Quindeau’s arguments might be more convincing if she offered more in the way of justification than the forceful articulation of her personal opinions uttered ex cathedra. “I see,” “I think”, “I suggest,” “I agree,” “I take a different path,” “In my reading,” “In my vocabulary,” etc.: scarcely a page goes by without the assertion of her authorial presence. Quindeau also makes the logical leaps that too often seem to be our discipline’s peculiar weakness, a fault whereby supposition become incarnated as fact. Thus, her rereading of an early case by Freud (1895, pp. 352–356) begins modestly enough (“I believe it . . . likely that [Emma’s] scene with the shopkeeper was already accompanied by feelings . . . of lust or desire”). A mere two pages later, however, all qualification is cast aside (“the fact that Emma was already sexually aroused in the scene with the shopkeeper. . .”) (pp. 5, 7). Quindeau claims that interactions with adults cannot traumatize children in a clinical sense, because authorities have instructed us that trauma comprises “a triad of intrusion, denial, and arousal,” and she thinks it unlikely that such responses might be manifested in a prepubescent child (p. 13). 1 For me at least, the clinical and ethical implications of such a repudiation of childhood experience are rather troubling.
Troubling, particularly since Quindeau’s resurrection of the seduction theory and the other models she advances in this book appear to be the products of inference rather than evidence. Although she makes a fleeting reference to her clinical practice, she offers no case studies to buttress any of her claims. Assumption and corollary rather than empirical research structure her argument. 2 “Far more decisive” than clinical observation, she writes, “. . . is the plausibility of the assumptions and whether internal coherence exists, whether the individual assumptions cohere into a consistent theoretical structure” (p. 97).
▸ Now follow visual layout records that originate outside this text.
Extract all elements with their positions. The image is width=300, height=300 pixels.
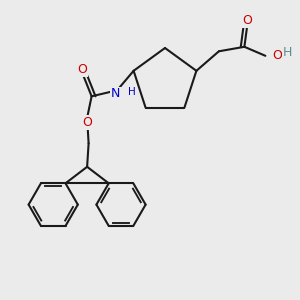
Text: H: H (128, 87, 135, 97)
Text: N: N (111, 87, 120, 101)
Text: O: O (82, 116, 92, 129)
Text: O: O (272, 49, 282, 62)
Text: H: H (283, 46, 292, 59)
Text: O: O (242, 14, 252, 27)
Text: O: O (78, 63, 88, 76)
With criteria like these, it is no surprise that her argument often veers into sophistry. And so, alas, a tantalizingly titled and seductively packaged book proves profoundly disappointing in its substance.
Footnotes
1
There is a bit of confusion about the age of the child Quindeau has in mind, as in her discussion of seduction (Verführung) she appears to use the terms child (Kind) and infant (Säugling) interchangeably. Compare p. 13 with the German edition, Verführung und Begehren: Die psychoanalytische Sexualtheorie nach Freud (Stuttgart: Klett-Cotta, 2008), p. 34).